彼は目先の勝利よりも対等の勝負を望んだのである。
光太郎の成長を見守ってきた二人にとってこれ以上の幸福は存在しない。
「…お、応ともさでごわすよ」
光太郎は右手が意のままに動く事を確認してから再び、土俵に上がった。
先ほど目の前には意識を取り戻したばかりのフラの舞が立っている。
フラの舞は自分の頬をピシャリと叩いて気合を入れ直した。
「キン星山、お前に一つ良い事を教えてやろう。今の俺は”崖っぷちのど根性”が使えない。おまけに地面に落ちたショックで左肩が上がらないという最悪のコンディションだ」
「ははは…。
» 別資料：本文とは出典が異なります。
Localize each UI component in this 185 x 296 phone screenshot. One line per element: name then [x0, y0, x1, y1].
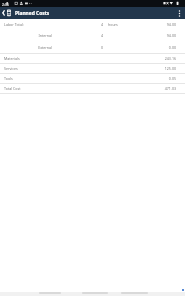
button[interactable]: Total Cost — [0, 83, 185, 93]
button[interactable]: Tools — [0, 73, 185, 83]
staticText: 2:36 — [2, 2, 9, 7]
staticText: Labor Total: — [4, 22, 64, 27]
staticText: Services — [4, 66, 18, 71]
staticText: 4 — [92, 33, 103, 38]
staticText: Planned Costs — [15, 10, 50, 17]
staticText: Total Cost — [4, 86, 21, 91]
staticText: 471.03 — [140, 86, 176, 91]
button[interactable]: Services — [0, 63, 185, 73]
button[interactable]: Materials — [0, 53, 185, 63]
staticText: hours — [108, 22, 128, 27]
staticText: 243.16 — [140, 56, 176, 61]
staticText: 0.05 — [140, 76, 176, 81]
staticText: Materials — [4, 56, 20, 61]
staticText: 4 — [92, 22, 103, 27]
staticText: 125.00 — [140, 66, 176, 71]
staticText: 94.00 — [140, 33, 176, 38]
staticText: Internal — [20, 33, 52, 38]
staticText: 94.00 — [140, 22, 176, 27]
staticText: Tools — [4, 76, 13, 81]
staticText: External — [20, 45, 52, 50]
staticText: 0.00 — [140, 45, 176, 50]
button[interactable]: Navigate up — [0, 7, 7, 19]
button[interactable]: More options — [174, 7, 184, 19]
staticText: 0 — [92, 45, 103, 50]
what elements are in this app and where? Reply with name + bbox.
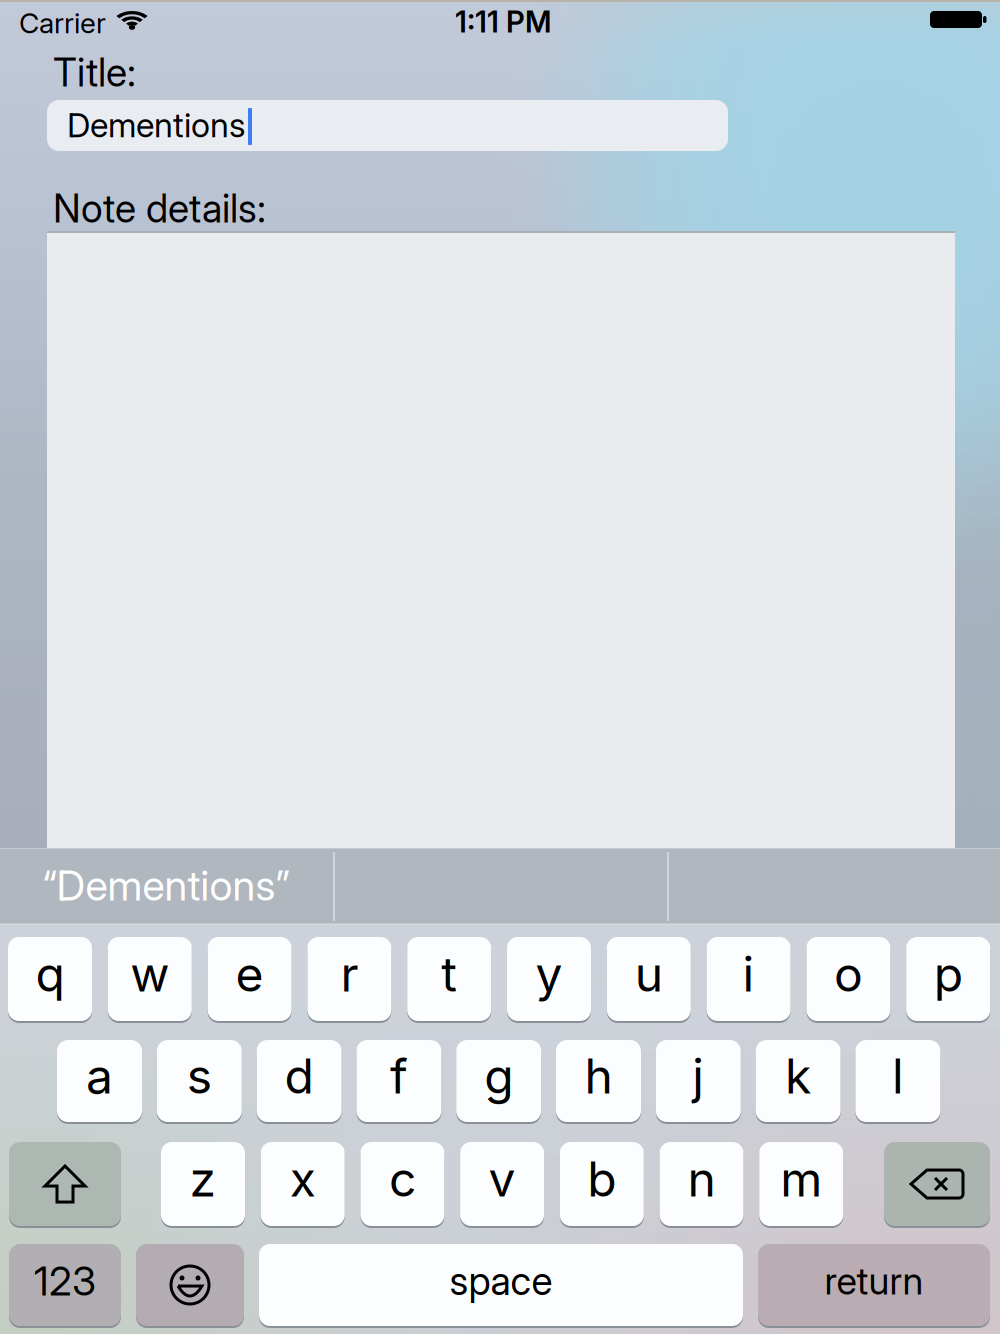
staticText: Carrier <box>19 6 106 40</box>
staticText: w <box>130 945 169 1003</box>
button[interactable]: o <box>806 936 890 1022</box>
staticText: s <box>187 1047 212 1105</box>
button[interactable]: p <box>906 936 990 1022</box>
staticText: a <box>86 1047 113 1105</box>
staticText: space <box>450 1258 552 1304</box>
button[interactable]: space <box>259 1243 743 1327</box>
button[interactable]: q <box>8 936 92 1022</box>
button[interactable]: r <box>307 936 391 1022</box>
staticText: g <box>484 1047 513 1105</box>
staticText: f <box>390 1047 408 1105</box>
staticText: h <box>584 1047 612 1105</box>
button[interactable]: 123 <box>9 1243 121 1327</box>
staticText: d <box>285 1047 314 1105</box>
staticText: k <box>785 1047 811 1105</box>
button[interactable]: Note details <box>47 231 955 848</box>
staticText: o <box>834 945 863 1003</box>
staticText: c <box>389 1150 416 1208</box>
button[interactable]: “Dementions” <box>0 848 332 925</box>
staticText: return <box>824 1258 924 1304</box>
staticText: e <box>236 945 264 1003</box>
button[interactable]: Delete <box>884 1141 990 1227</box>
button[interactable]: Shift <box>9 1141 121 1227</box>
staticText: “Dementions” <box>42 860 290 910</box>
button[interactable]: z <box>161 1141 245 1227</box>
button[interactable]: Title <box>47 100 728 151</box>
staticText: b <box>587 1150 616 1208</box>
staticText: z <box>190 1150 216 1208</box>
staticText: y <box>536 945 562 1003</box>
button[interactable]: d <box>257 1039 342 1123</box>
staticText: p <box>934 945 963 1003</box>
staticText: j <box>692 1047 704 1105</box>
staticText: m <box>780 1150 822 1208</box>
button[interactable]: a <box>57 1039 142 1123</box>
staticText: Dementions <box>67 105 246 145</box>
staticText: t <box>441 945 457 1003</box>
button[interactable]: t <box>407 936 491 1022</box>
staticText: q <box>36 945 64 1003</box>
button[interactable]: i <box>707 936 791 1022</box>
button[interactable]: u <box>607 936 691 1022</box>
staticText: x <box>290 1150 316 1208</box>
button[interactable]: s <box>157 1039 242 1123</box>
staticText: Note details: <box>53 185 266 232</box>
staticText: l <box>892 1047 904 1105</box>
button[interactable]: l <box>855 1039 940 1123</box>
staticText: n <box>688 1150 716 1208</box>
button[interactable]: h <box>556 1039 641 1123</box>
button[interactable]: n <box>660 1141 744 1227</box>
button[interactable]: return <box>758 1243 990 1327</box>
button[interactable]: Emoji <box>136 1243 244 1327</box>
button[interactable]: w <box>108 936 192 1022</box>
staticText: 1:11 PM <box>455 4 552 40</box>
staticText: v <box>489 1150 516 1208</box>
staticText: u <box>635 945 663 1003</box>
staticText: 123 <box>34 1257 96 1305</box>
button[interactable]: j <box>656 1039 741 1123</box>
button[interactable]: g <box>456 1039 541 1123</box>
button[interactable]: f <box>356 1039 441 1123</box>
button[interactable]: e <box>208 936 292 1022</box>
button[interactable]: v <box>460 1141 544 1227</box>
staticText: i <box>743 945 755 1003</box>
button[interactable]: b <box>560 1141 644 1227</box>
staticText: r <box>340 945 358 1003</box>
button[interactable]: c <box>360 1141 444 1227</box>
button[interactable]: k <box>756 1039 841 1123</box>
button[interactable]: m <box>759 1141 843 1227</box>
button[interactable]: x <box>261 1141 345 1227</box>
staticText: Title: <box>53 49 136 96</box>
button[interactable]: y <box>507 936 591 1022</box>
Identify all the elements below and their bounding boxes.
何を言うかと思えば、それはおいどんも同じ事でごわすよ。あんさんのキン星バスター投げで足は曲がらないわ、背中は痛いわで大変でごわすよ」
二人は土俵中央まで歩き、ゼロ距離同然で見合った。
そして張昭が軍配を構える。
「フラの舞、キン星山よ。これが最初で最後の仕切り直しだ。見合って、見合って…。はっけよい、残ったぁぁッ‼」
張昭のかけ声と共にフラの舞と光太郎が激突する。
そして、勝敗は一瞬で決した。
地面に投げ出されたフラの舞は両膝をついて勝者を見上げる。
光太郎は額から血を流しながらフラの舞を見た。
激闘を乗り越えた誇り高き勝者の名は海星光太郎、キン星山である。